Ich war früher in meiner Kindheit sehr oft krank und hab da so einiges Mitbekommen. Ob nun Mandelentfernung, Allergie-Diagnose, bleibende Gebrechen usw…
Das alles wurde von meiner Kinderärtzin diagnostiziert und natürlich auch in der (nach meiner Erinnerung sehr dicken) Akte festgehalten.
Nun bin ich ja 20 und hab schon einige Jahre andere Ärzte…
Daher wollte ich mal fragen, ob es sinnvoll und überhaupt möglich ist, sich diese Akte herausgeben zu lassen und quasi privat zu archivieren, wenn es mal gilt, etwas nachzulesen oder so…

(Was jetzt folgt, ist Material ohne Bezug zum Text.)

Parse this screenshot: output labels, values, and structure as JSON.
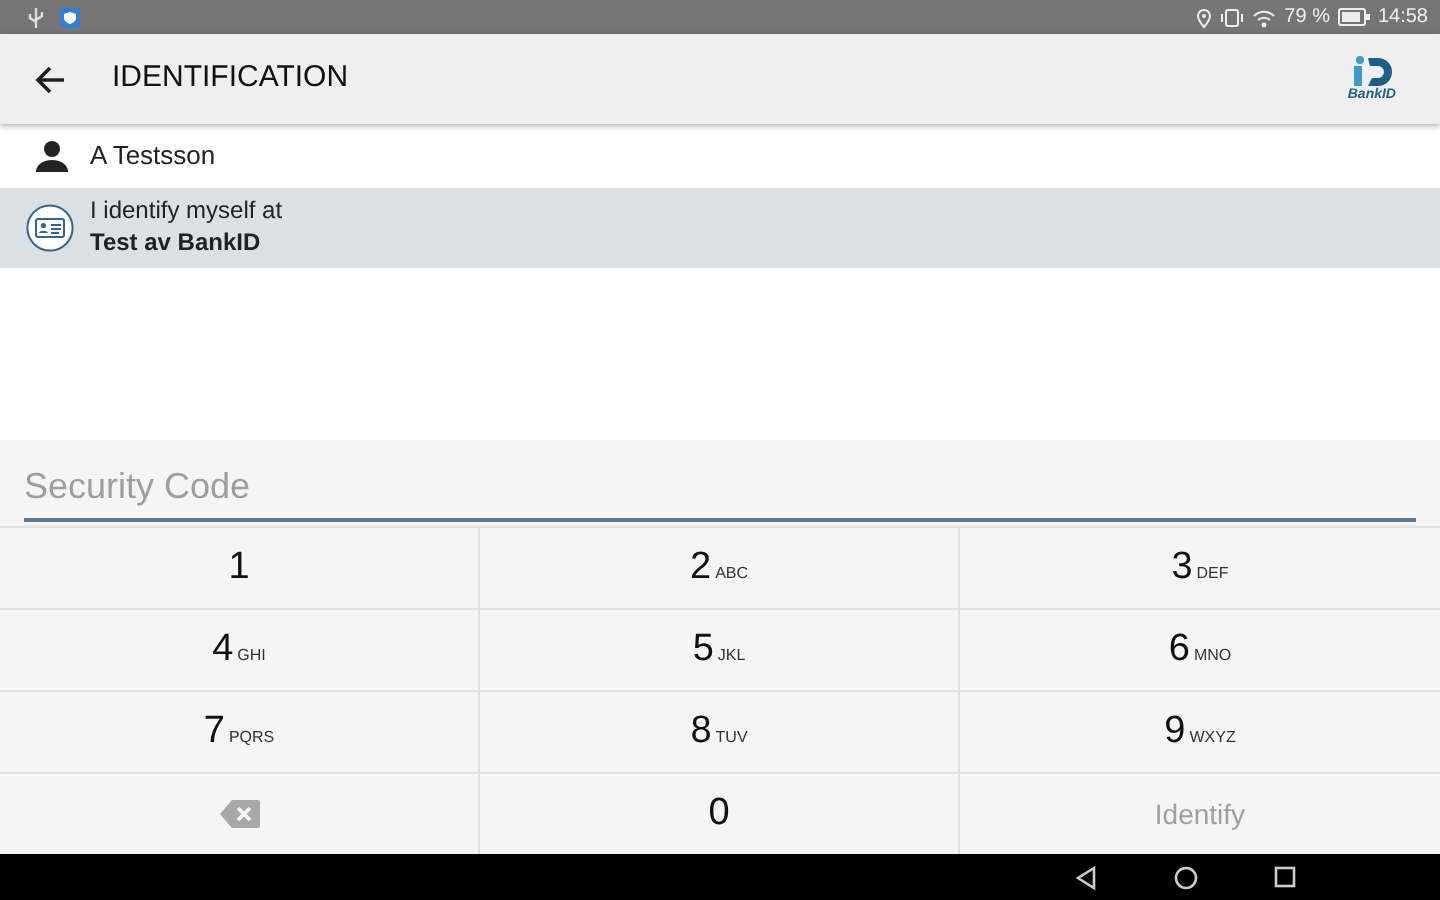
{
  "status_bar": {
    "battery": "79 %",
    "time": "14:58"
  },
  "app_bar": {
    "title": "IDENTIFICATION",
    "logo_text": "BankID"
  },
  "user": {
    "name": "A Testsson"
  },
  "identify_row": {
    "line_1": "I identify myself at",
    "line_2": "Test av BankID"
  },
  "security_code": {
    "placeholder": "Security Code"
  },
  "keypad": [
    {
      "kind": "digit",
      "digit": "1"
    },
    {
      "kind": "digit",
      "digit": "2",
      "letters": "ABC"
    },
    {
      "kind": "digit",
      "digit": "3",
      "letters": "DEF"
    },
    {
      "kind": "digit",
      "digit": "4",
      "letters": "GHI"
    },
    {
      "kind": "digit",
      "digit": "5",
      "letters": "JKL"
    },
    {
      "kind": "digit",
      "digit": "6",
      "letters": "MNO"
    },
    {
      "kind": "digit",
      "digit": "7",
      "letters": "PQRS"
    },
    {
      "kind": "digit",
      "digit": "8",
      "letters": "TUV"
    },
    {
      "kind": "digit",
      "digit": "9",
      "letters": "WXYZ"
    },
    {
      "kind": "backspace"
    },
    {
      "kind": "digit",
      "digit": "0"
    },
    {
      "kind": "action",
      "label": "Identify",
      "disabled": true
    }
  ]
}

Ärzte haben eine Aufbewahrungspflicht von Befunden; also kannst du zu deiner Kinderärztin gehen und deine Befunde abholen.
Für die Arztpraxis-eigenen Bemerkungen kann es möglich sein, dass du die Kopien bezahlen mußt. (zumindest bei uns in Österreich)(Ausdruck)
Mein Tipp: Lege dir eine Mappe an mit allen Befunden.
Stationäre Krankenhausbefunde sind nicht so einfach zu bekommen außer dein Kinderarzt hat eine Kopie bekommen.
Ansonsten gibt es in jedem Krankenhaus eine Patientenanwaltschaft, die helfen weiter!
liebe Grüße, Mona
gaanz so leicht ist es bei uns Piefkes leider nicht, jedenfalls, so es sich um Kassenpatienten handelt. Der momentan aktuelle Hausarzt Kyans muß die Akten vom Kinderarzt und KKH anfordern, diese kann er dann nach fachlicher Erwägung seinen Patienten entweder zur Einsicht geben oder eine Kopie erstellen lassen.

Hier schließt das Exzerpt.